Kathy died nine years ago, and this summer -- some 32 years after my father's death -- Nicole graciously collected all of Kathy's family sentimental things that Nicole thought I would appreciate and shipped them to me. She needed four packages to do so! The first few contained home-movie reels, and I sent about half of those to a retail company that digitizes film, videotape, still prints and film slide images.
Seeing the pictures on Iejima Island in the Ryukyu Retto chain of Japan gave me chills. Was my Dad there? I don't remember him telling me he was. And did he take these photos? I don't remember him telling me he took any pictures while in the service. More than likely, he did not take the pictures; the Army and Army Air Corps had communications staff, and they more than likely took the pictures. But that doesn't mean Dad wasn't there on the island when the images were taken. But was he? So many questions I want to ask Dad, but I know I’ll never know the answers.At some point, Pyle's remains were moved to a third and permanent resting place, in National Memorial Cemetery of the Pacific in Honolulu. Although Pyle was not interred in his home state of Indiana, there is a modest museum dedicated to him at 120 W. Briarwood Ave., Dana, which is in Vermillion County, Ind., where he was born. There also is a Pyle museum and library in Albuquerque, N.M., where after leaving Indiana Pyle and his wife eventually settled.
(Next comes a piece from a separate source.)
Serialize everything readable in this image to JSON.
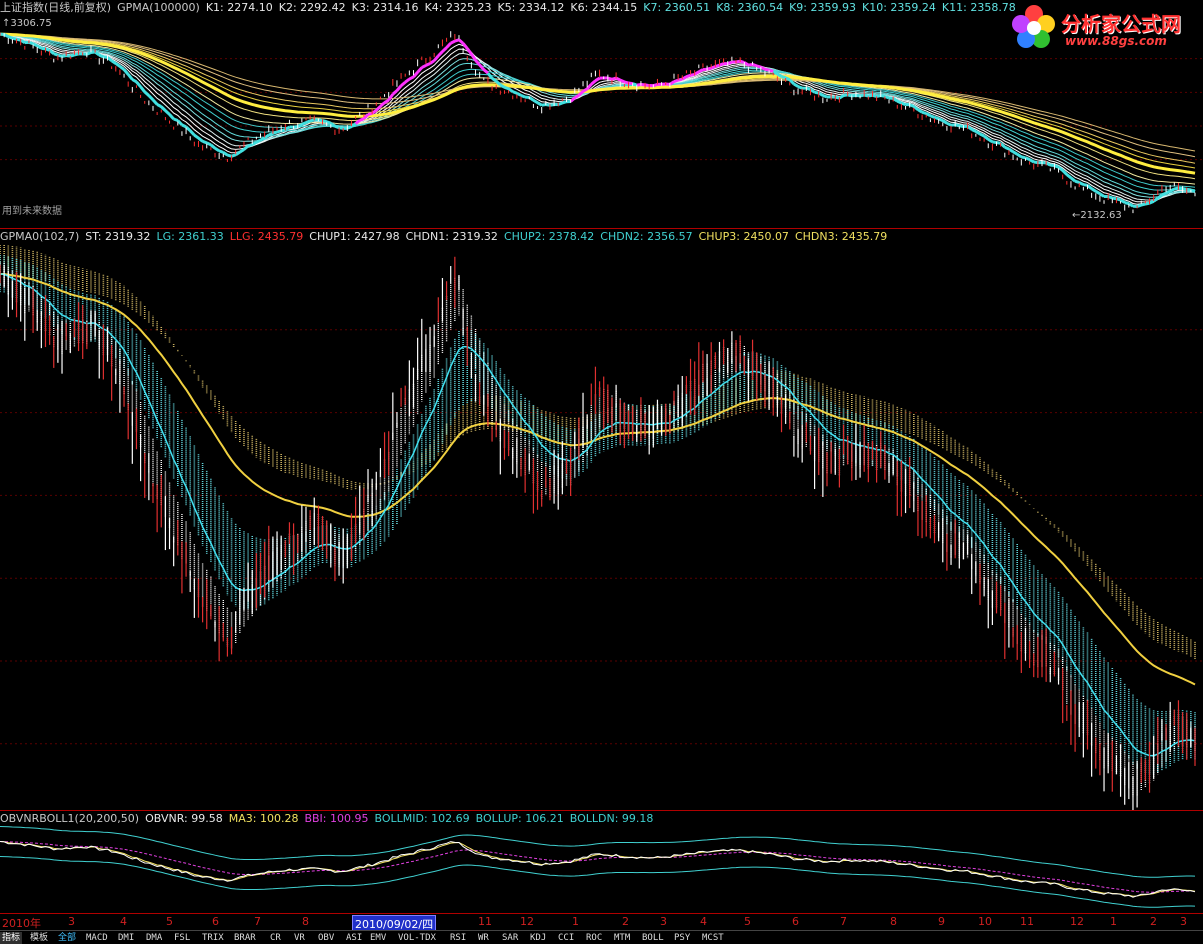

Pyle was born on Aug. 3, 1900, and he attended Indiana University, where he would join the Daily Student and become its editor before leaving school a semester before graduation. He worked briefly at the Daily Herald in LaPorte, Ind., before leaving Indiana for Washington, D.C., where he got a job with the Daily News. Years later, he covered WWII, beginning in the North Africa and Italy campaigns before switching to the Pacific Theater in January 1945. I learned about Pyle early on in my years in Indiana; Hoosier journalists revere him. For the longest time, Ernie Pyle Hall at Indiana University housed the IU journalism program in Bloomington, Ind. It has since been repurposed as a welcome center for admissions and the Walter Center for Career Achievement.
Dad's pictures included several shots of U.S. and Japanese bombers, images that were taken in mid-August 1945, barely more than a week after the U.S. had dropped atomic bombs on Hiroshima and Nagasaki. On Aug. 19, 1945, Japanese envoys made Iejima their first stop on their way to Manila, Philippines, where they would meet with U.S. Commanding Gen. Douglas MacArthur for discussion of surrender terms.
My father, Joe Sr., scribbled dates and some identifications (or commentary) on most of the pictures. But among all the pictures Nicole sent me, this batch of war pictures was the exception where that information was included. Most of non-war photos (i.e., the ones of family members) contain no information, and those include scores of people who I am sure are ancestors on my mother's side of the family. But I digress ...
The rest of the war-related photos might not be sexy or dramatic, and a few of them are of questionable quality (blurry), but I still think they are of historical import, regardless of who took them. So I will present some of them below.
Above and below: There is no information on either of these photos of soldiers and/or fliers, but my instincts tell me there is family on mother's side in the photo above, and that below are servicemen that maybe Dad knew or came across -- or perhaps they were just some fliers of extraordinary repute or in the same unit who asked for a group portrait by the communication corps photographer. The man on the left in the photo above also appears in a larger, more high-quality portrait among the war pictures Nicole sent me, which is why I'm thinking he's somehow a relation.